Experimental investigation of energy harvesting eel in the wake of bluff body under ocean waves

Abstract

Investigation of the energy harvesting from deep water waves by using flexible piezoelectric eel in a controlled environment is studied. Energy harvesting potential is examined as a function of streamwise distance from the fixed cylinder and spanwise gap along with the cylinder at different wave conditions. Output voltage and eel flapping behavior are dependent on cylinder vortices caused by local wavelength and wave amplitude. Maximum energy is harvested when the eel is placed near to the surface caused by high flapping amplitude and frequency. Similarly, at greater depth low flapping amplitude is observed resulting in small output voltage.

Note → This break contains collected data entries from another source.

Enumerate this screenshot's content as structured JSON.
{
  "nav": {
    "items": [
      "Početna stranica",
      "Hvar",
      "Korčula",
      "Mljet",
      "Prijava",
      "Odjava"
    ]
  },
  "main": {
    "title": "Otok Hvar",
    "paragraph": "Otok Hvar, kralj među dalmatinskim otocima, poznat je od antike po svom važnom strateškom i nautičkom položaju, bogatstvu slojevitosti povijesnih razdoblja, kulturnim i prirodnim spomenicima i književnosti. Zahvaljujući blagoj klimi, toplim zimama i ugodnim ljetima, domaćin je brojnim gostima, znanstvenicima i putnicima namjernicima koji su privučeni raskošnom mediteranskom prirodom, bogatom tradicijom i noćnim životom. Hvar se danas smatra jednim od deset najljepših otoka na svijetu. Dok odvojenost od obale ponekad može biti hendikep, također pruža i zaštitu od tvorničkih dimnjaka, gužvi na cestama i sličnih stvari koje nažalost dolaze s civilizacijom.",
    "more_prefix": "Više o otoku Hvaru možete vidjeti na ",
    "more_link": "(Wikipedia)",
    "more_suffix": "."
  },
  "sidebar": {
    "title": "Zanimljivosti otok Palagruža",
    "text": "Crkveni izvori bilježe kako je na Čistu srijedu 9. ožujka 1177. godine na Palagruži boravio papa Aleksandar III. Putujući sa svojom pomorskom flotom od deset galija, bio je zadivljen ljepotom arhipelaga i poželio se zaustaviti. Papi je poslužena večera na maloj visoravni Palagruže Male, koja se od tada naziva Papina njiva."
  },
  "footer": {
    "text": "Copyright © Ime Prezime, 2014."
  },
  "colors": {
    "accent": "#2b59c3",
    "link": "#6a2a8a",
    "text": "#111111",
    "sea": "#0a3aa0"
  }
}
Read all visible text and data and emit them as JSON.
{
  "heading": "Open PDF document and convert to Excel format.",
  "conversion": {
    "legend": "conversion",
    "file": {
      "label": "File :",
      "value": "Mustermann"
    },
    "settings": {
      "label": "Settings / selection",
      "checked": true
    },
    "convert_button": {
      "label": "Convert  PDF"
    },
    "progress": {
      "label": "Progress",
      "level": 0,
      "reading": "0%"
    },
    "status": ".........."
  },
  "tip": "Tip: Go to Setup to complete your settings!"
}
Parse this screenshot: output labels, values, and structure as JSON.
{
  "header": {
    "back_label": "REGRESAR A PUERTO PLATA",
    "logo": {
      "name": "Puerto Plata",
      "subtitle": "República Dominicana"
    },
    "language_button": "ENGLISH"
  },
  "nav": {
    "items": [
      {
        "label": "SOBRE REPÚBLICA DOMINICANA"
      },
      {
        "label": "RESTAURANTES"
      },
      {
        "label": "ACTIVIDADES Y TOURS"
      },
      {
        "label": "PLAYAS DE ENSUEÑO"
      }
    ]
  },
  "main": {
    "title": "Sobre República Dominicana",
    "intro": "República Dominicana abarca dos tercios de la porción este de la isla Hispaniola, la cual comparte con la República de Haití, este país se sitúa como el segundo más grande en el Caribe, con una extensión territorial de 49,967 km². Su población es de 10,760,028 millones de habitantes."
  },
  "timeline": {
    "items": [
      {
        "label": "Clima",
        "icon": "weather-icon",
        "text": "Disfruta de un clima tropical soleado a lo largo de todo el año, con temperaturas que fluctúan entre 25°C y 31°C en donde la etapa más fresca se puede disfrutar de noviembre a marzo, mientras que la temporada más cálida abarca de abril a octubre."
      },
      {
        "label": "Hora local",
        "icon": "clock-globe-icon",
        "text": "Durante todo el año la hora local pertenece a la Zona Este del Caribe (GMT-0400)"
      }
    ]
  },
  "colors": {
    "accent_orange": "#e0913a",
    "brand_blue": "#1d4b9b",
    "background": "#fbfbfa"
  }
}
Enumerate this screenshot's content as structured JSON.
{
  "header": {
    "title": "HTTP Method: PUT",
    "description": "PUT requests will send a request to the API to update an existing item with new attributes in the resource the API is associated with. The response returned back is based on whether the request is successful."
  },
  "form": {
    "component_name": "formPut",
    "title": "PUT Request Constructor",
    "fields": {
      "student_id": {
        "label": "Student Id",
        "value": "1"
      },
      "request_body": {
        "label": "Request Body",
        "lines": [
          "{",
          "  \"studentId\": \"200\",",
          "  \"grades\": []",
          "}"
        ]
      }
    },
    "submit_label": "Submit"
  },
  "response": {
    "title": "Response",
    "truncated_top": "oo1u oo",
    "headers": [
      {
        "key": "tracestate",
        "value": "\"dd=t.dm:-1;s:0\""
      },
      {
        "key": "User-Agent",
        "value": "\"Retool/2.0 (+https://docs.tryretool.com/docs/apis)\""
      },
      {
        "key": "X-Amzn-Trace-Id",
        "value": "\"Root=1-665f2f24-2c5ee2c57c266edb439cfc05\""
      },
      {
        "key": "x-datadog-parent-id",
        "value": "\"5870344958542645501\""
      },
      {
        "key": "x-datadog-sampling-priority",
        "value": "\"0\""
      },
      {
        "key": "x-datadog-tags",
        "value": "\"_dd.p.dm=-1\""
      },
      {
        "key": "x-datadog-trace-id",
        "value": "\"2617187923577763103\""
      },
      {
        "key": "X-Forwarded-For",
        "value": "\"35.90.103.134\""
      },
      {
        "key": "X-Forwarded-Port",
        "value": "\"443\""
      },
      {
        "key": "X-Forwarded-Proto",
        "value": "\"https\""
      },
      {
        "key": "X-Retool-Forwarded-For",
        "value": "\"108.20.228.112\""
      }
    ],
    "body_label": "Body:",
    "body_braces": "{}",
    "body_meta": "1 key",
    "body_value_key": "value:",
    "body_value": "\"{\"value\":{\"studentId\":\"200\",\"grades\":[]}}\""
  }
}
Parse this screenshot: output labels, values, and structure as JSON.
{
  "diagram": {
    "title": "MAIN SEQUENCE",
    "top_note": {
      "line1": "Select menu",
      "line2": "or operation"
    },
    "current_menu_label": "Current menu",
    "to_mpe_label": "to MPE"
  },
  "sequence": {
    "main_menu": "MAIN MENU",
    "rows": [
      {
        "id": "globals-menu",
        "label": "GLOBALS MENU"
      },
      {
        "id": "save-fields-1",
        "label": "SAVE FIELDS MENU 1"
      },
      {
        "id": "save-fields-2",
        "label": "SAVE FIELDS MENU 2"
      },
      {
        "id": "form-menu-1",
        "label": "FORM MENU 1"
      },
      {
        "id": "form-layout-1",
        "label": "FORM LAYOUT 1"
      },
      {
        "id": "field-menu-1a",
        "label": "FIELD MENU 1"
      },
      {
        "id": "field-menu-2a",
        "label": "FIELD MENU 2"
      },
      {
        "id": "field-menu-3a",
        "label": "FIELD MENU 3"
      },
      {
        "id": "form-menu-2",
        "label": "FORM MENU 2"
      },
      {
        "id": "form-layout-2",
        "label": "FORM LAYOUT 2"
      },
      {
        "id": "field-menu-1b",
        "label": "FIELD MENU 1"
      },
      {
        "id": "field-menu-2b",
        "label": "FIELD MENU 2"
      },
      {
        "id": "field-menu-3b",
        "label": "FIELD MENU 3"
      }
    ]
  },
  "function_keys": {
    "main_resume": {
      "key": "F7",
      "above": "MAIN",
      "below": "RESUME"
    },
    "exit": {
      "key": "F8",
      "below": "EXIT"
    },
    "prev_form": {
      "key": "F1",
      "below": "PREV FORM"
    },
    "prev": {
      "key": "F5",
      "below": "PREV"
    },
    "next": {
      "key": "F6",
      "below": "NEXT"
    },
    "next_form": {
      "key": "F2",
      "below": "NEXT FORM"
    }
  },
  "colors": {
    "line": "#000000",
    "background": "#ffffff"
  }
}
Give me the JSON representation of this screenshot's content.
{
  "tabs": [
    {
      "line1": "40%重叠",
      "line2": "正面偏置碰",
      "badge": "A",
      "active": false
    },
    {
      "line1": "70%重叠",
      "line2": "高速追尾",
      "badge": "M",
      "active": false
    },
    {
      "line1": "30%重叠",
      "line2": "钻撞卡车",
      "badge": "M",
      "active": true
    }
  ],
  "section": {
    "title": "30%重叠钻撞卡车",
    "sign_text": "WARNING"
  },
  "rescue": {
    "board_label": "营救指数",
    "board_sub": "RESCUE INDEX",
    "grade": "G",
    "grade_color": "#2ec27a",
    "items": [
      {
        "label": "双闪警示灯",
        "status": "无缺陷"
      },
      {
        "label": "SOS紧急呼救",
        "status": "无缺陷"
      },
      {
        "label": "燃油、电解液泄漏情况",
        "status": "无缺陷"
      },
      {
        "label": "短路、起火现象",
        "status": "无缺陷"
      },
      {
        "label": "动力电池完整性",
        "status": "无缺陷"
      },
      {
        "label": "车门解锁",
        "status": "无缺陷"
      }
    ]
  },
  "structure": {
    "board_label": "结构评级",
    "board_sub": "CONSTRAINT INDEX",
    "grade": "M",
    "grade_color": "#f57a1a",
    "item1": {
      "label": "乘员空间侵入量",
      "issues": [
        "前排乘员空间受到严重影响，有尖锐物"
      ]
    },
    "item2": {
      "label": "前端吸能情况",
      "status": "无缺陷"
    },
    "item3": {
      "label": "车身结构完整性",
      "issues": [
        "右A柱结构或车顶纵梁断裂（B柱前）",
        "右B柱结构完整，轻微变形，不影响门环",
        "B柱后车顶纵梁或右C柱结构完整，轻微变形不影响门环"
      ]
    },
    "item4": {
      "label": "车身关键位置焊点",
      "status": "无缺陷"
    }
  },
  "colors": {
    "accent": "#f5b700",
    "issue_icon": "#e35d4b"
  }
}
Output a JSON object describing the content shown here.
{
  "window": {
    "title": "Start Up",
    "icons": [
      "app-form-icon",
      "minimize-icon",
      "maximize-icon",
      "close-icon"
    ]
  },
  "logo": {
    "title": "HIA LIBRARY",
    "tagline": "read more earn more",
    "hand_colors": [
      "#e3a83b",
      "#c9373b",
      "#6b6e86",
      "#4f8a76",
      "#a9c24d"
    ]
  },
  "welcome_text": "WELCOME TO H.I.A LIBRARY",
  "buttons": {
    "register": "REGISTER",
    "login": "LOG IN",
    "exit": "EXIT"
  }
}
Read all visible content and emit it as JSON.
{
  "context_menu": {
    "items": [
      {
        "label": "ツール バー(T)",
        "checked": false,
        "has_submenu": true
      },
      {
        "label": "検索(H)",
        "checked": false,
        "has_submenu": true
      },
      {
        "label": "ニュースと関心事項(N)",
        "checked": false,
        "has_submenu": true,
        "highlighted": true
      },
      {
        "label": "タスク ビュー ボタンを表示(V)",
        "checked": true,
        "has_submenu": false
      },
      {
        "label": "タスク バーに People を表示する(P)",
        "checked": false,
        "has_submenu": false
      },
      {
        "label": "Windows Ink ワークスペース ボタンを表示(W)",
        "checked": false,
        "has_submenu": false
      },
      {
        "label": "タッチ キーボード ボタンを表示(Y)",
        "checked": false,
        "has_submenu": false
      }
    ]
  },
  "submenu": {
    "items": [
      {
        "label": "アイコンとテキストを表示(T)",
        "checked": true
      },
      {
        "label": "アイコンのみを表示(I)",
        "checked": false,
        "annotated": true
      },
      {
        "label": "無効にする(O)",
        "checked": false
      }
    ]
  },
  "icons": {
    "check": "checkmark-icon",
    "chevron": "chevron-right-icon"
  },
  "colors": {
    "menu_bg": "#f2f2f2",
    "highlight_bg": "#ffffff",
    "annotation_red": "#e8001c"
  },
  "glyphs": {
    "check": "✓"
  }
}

Maximum output voltages are found at the shorter wavelength and at a streamwise distance of gx = 1.25 (where gx is the ratio of spacing “S” between cylinder and eel to the diameter of cylinder “D”) for all spanwise gaps along with the cylinder and minimum voltages are calculated at a longer wavelength and streamwise distance gx = 0.75. An increase of 65% in energy harvesting is observed by switching longer wavelengths (λ) to a shorter one and changing the piezo-eel spanwise gap from deep to the shallow depth. Whereas, an increase of 31.5% was found by keeping wavelength constant and changing the spanwise gap of eel. Furthermore, it is observed that energy harvesting from the wake of a bluff body in the wavy motion of water is sensitive to the wavelength and wave height.